Superar tal dificuldade só se concretiza partindo de algum ponto. Se é correto
afirmar que só se aprende a escrever, escrevendo, lanço-me a esse desafio. Vencer
o medo de se expressar num texto escrito, lançar mão desse recurso, deixando de
lado o que poderão pensar os possíveis leitores, tem sido para mim, um aprendizado
lento e muitas vezes doloroso.
Nas trilhas desta pesquisa, passei a tencionar a busca de verdades, na
hermenêutica contemporânea, e as diferentes concepções filosóficas acerca do
conhecimento, a partir das formulações apresentadas por estes autores. Muitas de
suas provocações me vêm à lembrança neste momento em que tenho que escolher
adjetivos e substantivos que dão sentido à escrita deste texto
Docência em Filosofia esse amplo e conturbado campo de atuação
profissional é o foco de minha pesquisa. Não proponho uma análise da profissão
docente, das possibilidades, limites ou desafios de ser professor de Filosofia em
instituições escolares regidas por currículos que, de muitas maneiras, conferem a
esta disciplina um lugar periférico. O que proponho nesta pesquisa é analisar
representações de professores/estudantes matriculados em um curso de pós-
graduação que prepara para a docência em Filosofia. Interessa-me analisar aquilo
que faz sentido para estes sujeitos ao falar de docência, pensando especificamente
a disciplina de filosofia.
O tema adquire relevância para mim devido a minha própria experiência
pessoal e profissional com o estudo e a docência em Filosofia e pela inexistência de
estudos específicos sobre as representações de docência desta disciplina sob o
ponto de vista de professores/estudantes. Quando jovem, muitas coisas a respeito
de minha futura profissão passavam pela minha cabeça. Meu pai era dentista e
10
professor de matemática, e isso foi constituindo em mim um gosto pelos assuntos
escolares e uma familiaridade com livros, cadernos e planos de aula. A mãe
freqüentou a escola apenas nos anos iniciais, mas estimulava em nós a vontade de
seguir os estudos.
Minha naturalidade é de Herval: uma cidadezinha do interior do Rio Grande
do Sul, na região de fronteira com o Uruguai, o que determina certa mistura entre
as línguas portuguesa e espanhola - o chamado “portunhol”. Para continuar
estudando, deslocava-me para Pelotas, onde completei o curso Técnico em
Contabilidade, numa escola de formação lassalista. Embora localizada a 130
quilômetros de distância, Pelotas era o centro regional mais próximo, e neste lugar
muitas de minhas experiências de infância foram sendo deslocadas e confrontadas.
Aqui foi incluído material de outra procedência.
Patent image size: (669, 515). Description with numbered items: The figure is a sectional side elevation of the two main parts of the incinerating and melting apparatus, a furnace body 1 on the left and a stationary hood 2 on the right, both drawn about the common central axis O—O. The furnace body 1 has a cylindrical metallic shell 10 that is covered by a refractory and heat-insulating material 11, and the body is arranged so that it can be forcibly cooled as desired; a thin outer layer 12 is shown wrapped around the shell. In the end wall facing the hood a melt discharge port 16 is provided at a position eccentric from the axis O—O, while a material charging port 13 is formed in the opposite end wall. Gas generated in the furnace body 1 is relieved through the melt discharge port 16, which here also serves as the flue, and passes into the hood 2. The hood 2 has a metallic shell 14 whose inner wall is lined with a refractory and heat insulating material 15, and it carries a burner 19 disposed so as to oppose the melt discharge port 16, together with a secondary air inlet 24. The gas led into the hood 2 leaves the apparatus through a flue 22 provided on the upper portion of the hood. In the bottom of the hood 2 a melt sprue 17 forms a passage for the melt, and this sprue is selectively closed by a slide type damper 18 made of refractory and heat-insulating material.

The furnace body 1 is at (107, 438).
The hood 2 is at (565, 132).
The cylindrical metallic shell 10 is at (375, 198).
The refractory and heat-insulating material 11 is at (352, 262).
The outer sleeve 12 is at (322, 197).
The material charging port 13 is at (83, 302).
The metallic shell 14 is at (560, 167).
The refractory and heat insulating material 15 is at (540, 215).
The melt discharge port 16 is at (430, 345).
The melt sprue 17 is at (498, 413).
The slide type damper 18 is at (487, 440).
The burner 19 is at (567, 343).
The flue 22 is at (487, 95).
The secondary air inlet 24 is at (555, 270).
Aos olhos de um jovem estudante, a passagem pela experiência do golpe
militar em 1964, ocorrida em nosso país, foi muito marcante. Estávamos
esquecendo a “traumatizante” passagem da “legalidade”, durante o ano de 1961
(movimento de renúncia de Jânio Quadros e posse de João Goulart como
presidente), com muitos reflexos em todos os campos da vida política, econômica,
social e cultural e, sobremaneira, na escola. Ficar onze dias sem aula foi um fato
significativo, naquele momento de forte tensão social. Em 31 de março de 1964
volta o Estado de Sítio, Jango se exila e o General Humberto de Alencar Castelo
Branco assume a presidência da república.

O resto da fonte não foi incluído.